OceanLotus has been active since 2013 and has launched attacks against media, research, and construction companies. Recently, the group targeted Apple macOS users in a hacking operation.
The group used a backdoor (identified as Backdoor.MacOS.OCEANLOTUS.F), which is an updated version of their previous backdoor, and now it includes new behavior and domain names.
- The backdoor spreads via an application bundled in a Zip archive. It uses an icon of a Word document file to disguise itself, in an attempt to look like a legitimate document file.
- Another method it uses to avoid detection is by adding special characters to its app bundle name. In addition, the application bundle contains two files: a shell script and a Word document.
- Once the app is executed, the backdoor launches a second-stage payload that drops a third-stage payload before erasing itself.
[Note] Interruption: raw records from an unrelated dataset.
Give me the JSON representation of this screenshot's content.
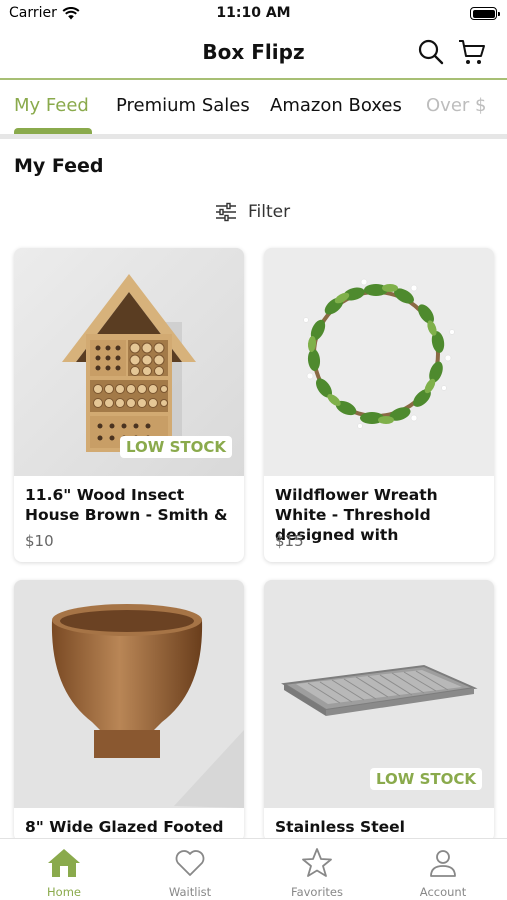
{
  "status_bar": {
    "carrier": "Carrier",
    "time": "11:10 AM"
  },
  "header": {
    "title": "Box Flipz"
  },
  "tabs": [
    {
      "label": "My Feed"
    },
    {
      "label": "Premium Sales"
    },
    {
      "label": "Amazon Boxes"
    },
    {
      "label": "Over $"
    }
  ],
  "section": {
    "title": "My Feed"
  },
  "filter": {
    "label": "Filter"
  },
  "products": [
    {
      "name": "11.6\" Wood Insect House Brown - Smith &",
      "price": "$10",
      "badge": "LOW STOCK"
    },
    {
      "name": "Wildflower Wreath White - Threshold designed with",
      "price": "$15",
      "badge": ""
    },
    {
      "name": "8\" Wide Glazed Footed",
      "price": "",
      "badge": ""
    },
    {
      "name": "Stainless Steel Barbecue",
      "price": "",
      "badge": "LOW STOCK"
    }
  ],
  "bottom_nav": [
    {
      "label": "Home",
      "icon": "home-icon",
      "active": true
    },
    {
      "label": "Waitlist",
      "icon": "heart-icon",
      "active": false
    },
    {
      "label": "Favorites",
      "icon": "star-icon",
      "active": false
    },
    {
      "label": "Account",
      "icon": "person-icon",
      "active": false
    }
  ],
  "colors": {
    "accent": "#8aaa4c",
    "header_line": "#a7bf74",
    "inactive": "#888888"
  }
}
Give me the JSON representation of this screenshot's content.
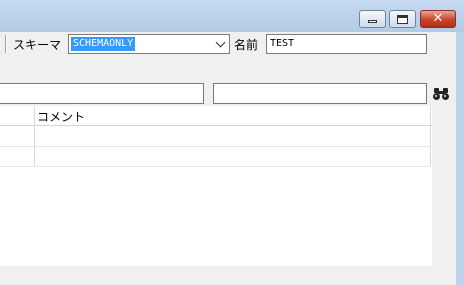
{
  "window": {
    "controls": {
      "minimize": "minimize-icon",
      "maximize": "maximize-icon",
      "close": "close-icon"
    }
  },
  "toolbar": {
    "schema_label": "スキーマ",
    "schema_value": "SCHEMAONLY",
    "name_label": "名前",
    "name_value": "TEST"
  },
  "filter": {
    "left_value": "",
    "right_value": "",
    "find_icon": "binoculars-icon"
  },
  "grid": {
    "columns": [
      "",
      "コメント"
    ],
    "rows": [
      [
        "",
        ""
      ],
      [
        "",
        ""
      ]
    ]
  },
  "colors": {
    "title_bar": "#bcd3ea",
    "client_bg": "#f0f0f0",
    "selection": "#3399ff",
    "close_button": "#c8432a"
  }
}
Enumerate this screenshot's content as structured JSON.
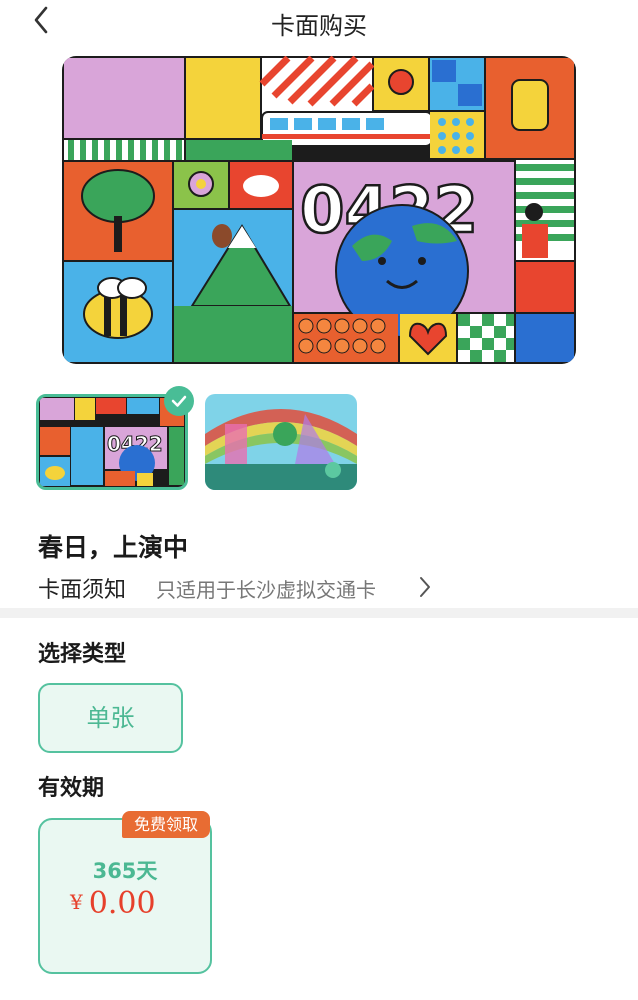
{
  "header": {
    "title": "卡面购买",
    "back_icon": "chevron-left-icon"
  },
  "card": {
    "name": "春日，上演中",
    "artwork_text": "0422",
    "notice_label": "卡面须知",
    "notice_value": "只适用于长沙虚拟交通卡",
    "notice_icon": "chevron-right-icon"
  },
  "thumbnails": [
    {
      "name": "0422 colorful grid card",
      "selected": true
    },
    {
      "name": "rainbow scenery card",
      "selected": false
    }
  ],
  "type_section": {
    "title": "选择类型",
    "options": [
      {
        "label": "单张",
        "selected": true
      }
    ]
  },
  "validity_section": {
    "title": "有效期",
    "options": [
      {
        "badge": "免费领取",
        "duration": "365天",
        "currency": "¥",
        "price": "0.00",
        "selected": true
      }
    ]
  },
  "colors": {
    "accent": "#49bd96",
    "accent_bg": "#eaf8f2",
    "badge": "#e86c33",
    "price": "#e6402b"
  }
}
The third-stage payload uses custom encryption.
Other recent incidents
OceanLotus (aka APT32) has been very active for almost a year and several new revelations have been made by various research agencies in the past few weeks.
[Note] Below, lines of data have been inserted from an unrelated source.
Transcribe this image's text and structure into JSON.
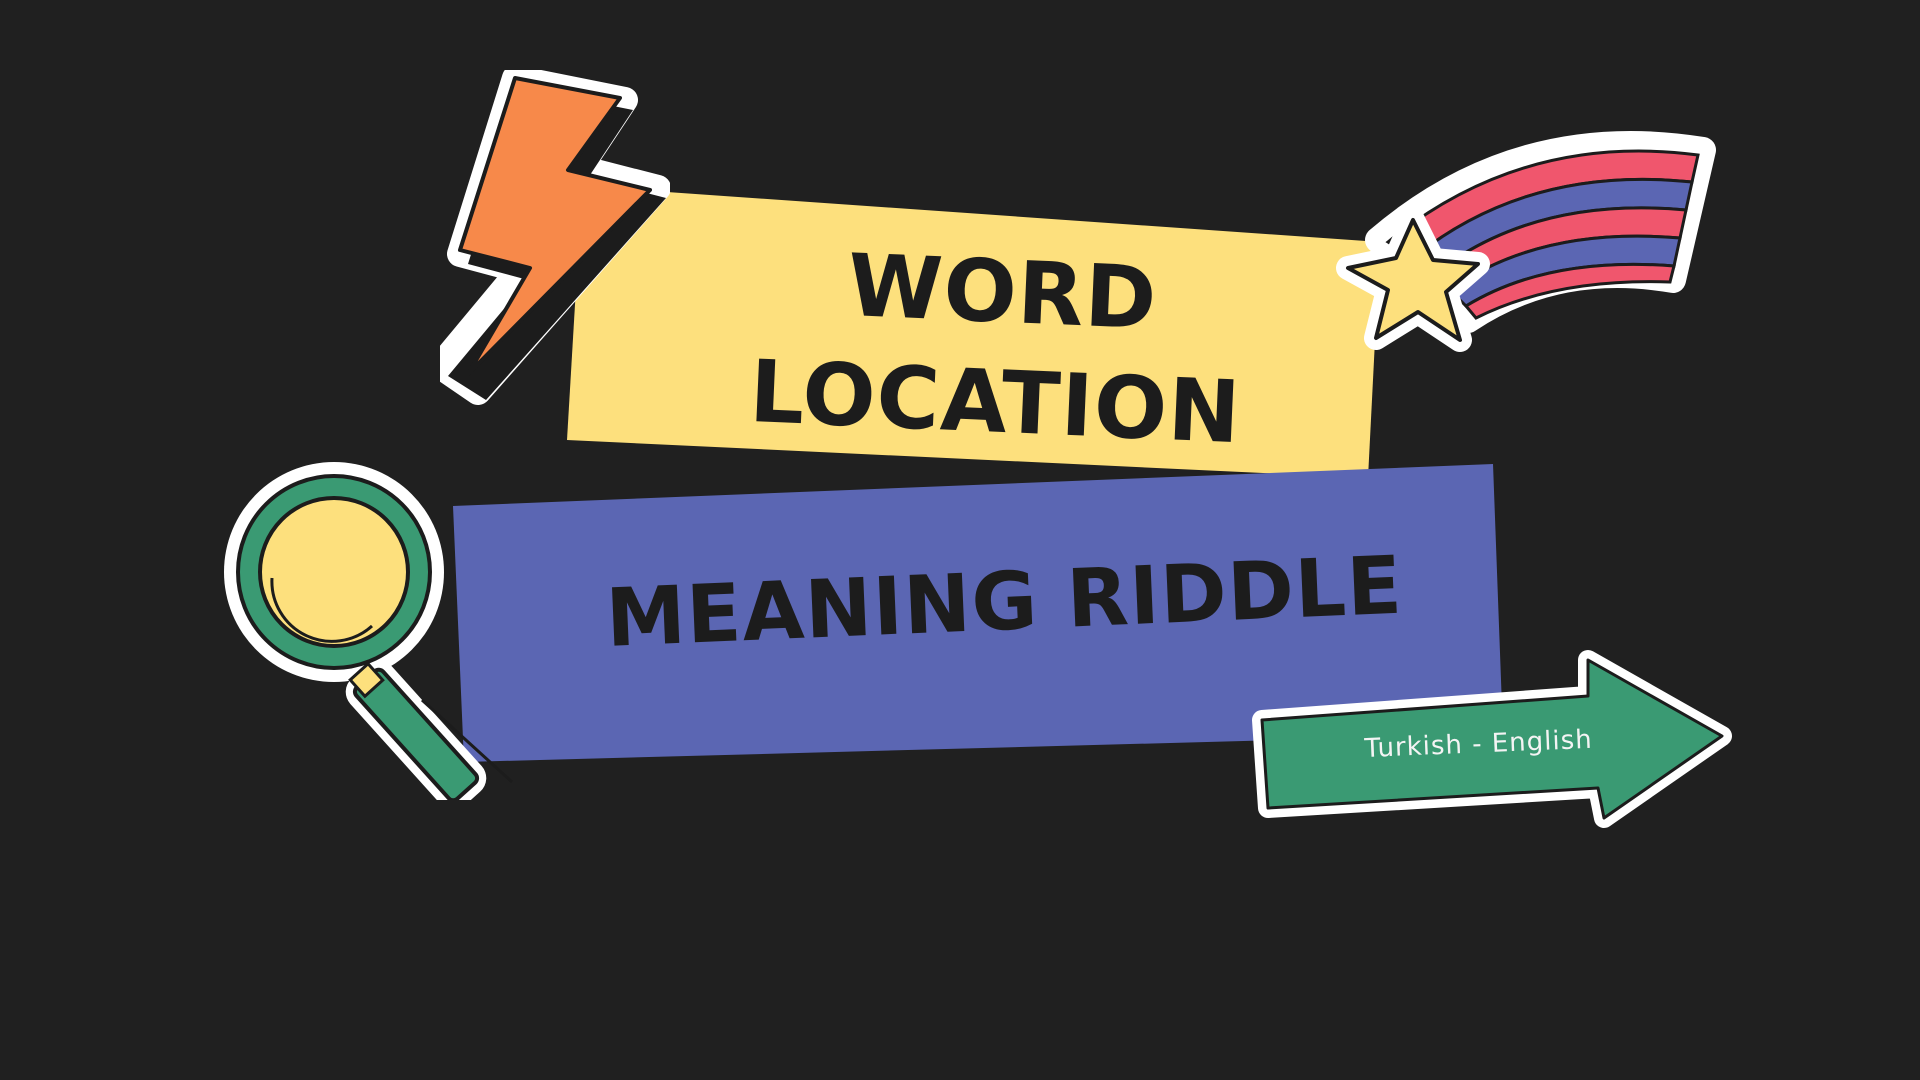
{
  "title": {
    "line1": "WORD",
    "line2": "LOCATION",
    "subtitle": "MEANING RIDDLE"
  },
  "language_arrow": {
    "label": "Turkish - English"
  },
  "stickers": {
    "lightning": "lightning-bolt-icon",
    "rainbow_star": "shooting-star-rainbow-icon",
    "magnifier": "magnifying-glass-icon",
    "arrow": "arrow-right-icon"
  },
  "colors": {
    "background": "#202020",
    "yellow_banner": "#fde07d",
    "blue_banner": "#5b66b3",
    "green_arrow": "#3a9a73",
    "orange_bolt": "#f7894a",
    "rainbow_red": "#f0566d",
    "rainbow_blue": "#5b66b3",
    "star_yellow": "#fde07d"
  }
}
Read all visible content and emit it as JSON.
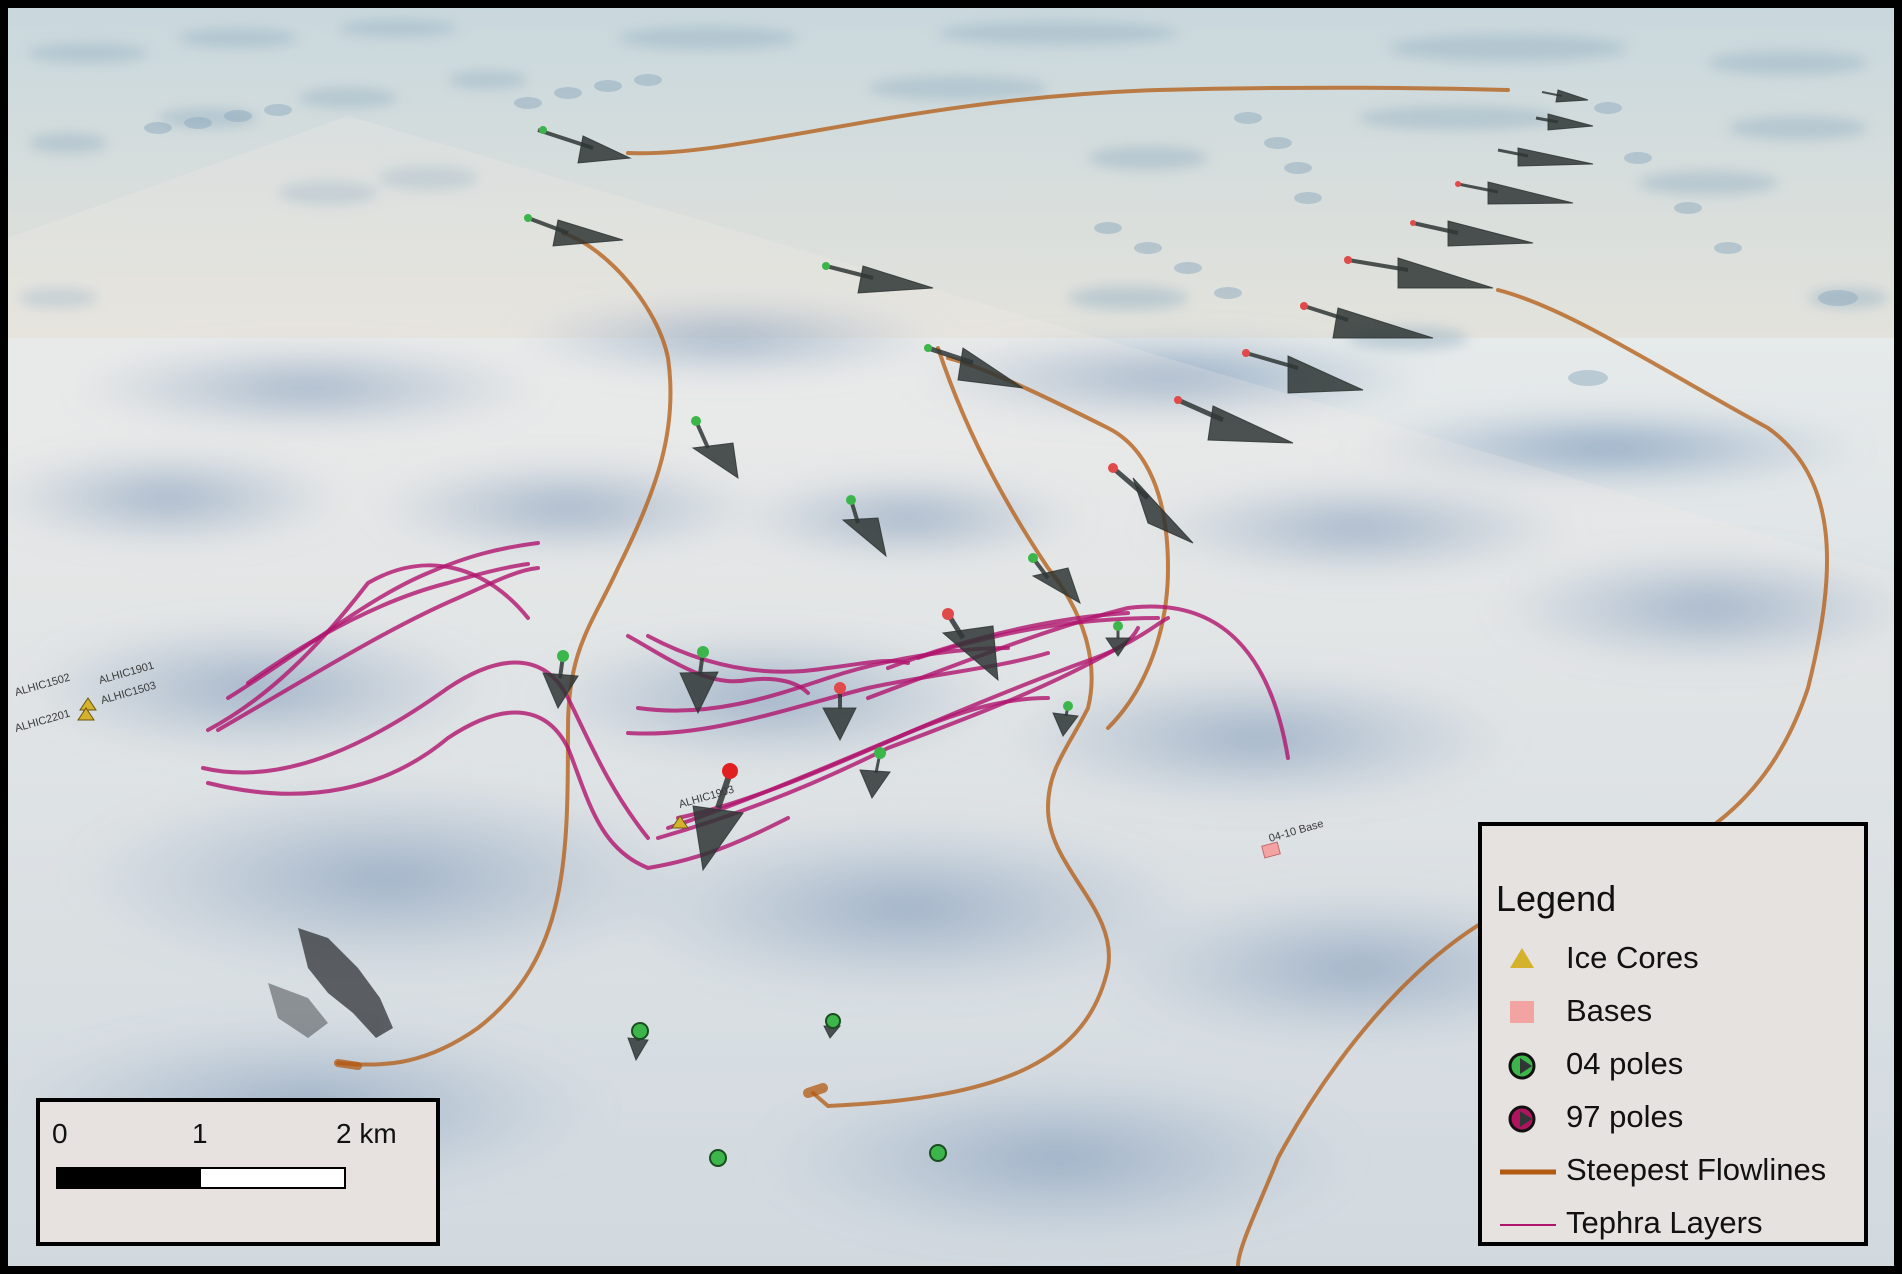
{
  "legend": {
    "title": "Legend",
    "items": [
      {
        "label": "Ice Cores",
        "icon": "triangle-icon",
        "color": "#d4b22c"
      },
      {
        "label": "Bases",
        "icon": "square-icon",
        "color": "#f4a3a3"
      },
      {
        "label": "04 poles",
        "icon": "pole-marker-icon",
        "color": "#3cb54a"
      },
      {
        "label": "97 poles",
        "icon": "pole-marker-icon",
        "color": "#b0145e"
      },
      {
        "label": "Steepest Flowlines",
        "icon": "line-icon",
        "color": "#b35a10"
      },
      {
        "label": "Tephra Layers",
        "icon": "line-icon",
        "color": "#b0146e"
      }
    ]
  },
  "scale_bar": {
    "ticks": [
      "0",
      "1",
      "2 km"
    ]
  },
  "map_labels": {
    "ice_cores": [
      "ALHIC1502",
      "ALHIC1901",
      "ALHIC2201",
      "ALHIC1503",
      "ALHIC1903"
    ],
    "base": "04-10 Base"
  },
  "colors": {
    "flowline": "#b35a10",
    "tephra": "#b0146e",
    "arrow": "#2f3635",
    "pole_04": "#3cb54a",
    "pole_97": "#e04a4a",
    "ice_core": "#d4b22c",
    "base": "#f4a3a3"
  }
}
- A few weeks ago, the group was found targeting Vietnamese expatriates in Germany using tactics such as spear-phishing, watering holes, and others.
- The APT actor has been associated with a series of fake news websites and Facebook pages targeting victims with malicious software for the past year.
Threat actors are actively updating their older malware with new features and improving persistence capabilities. Thus, experts recommend macOS users to avoid clicking on links or downloading attachments from emails from unknown sources. In addition, regular patching of software and applications is suggested.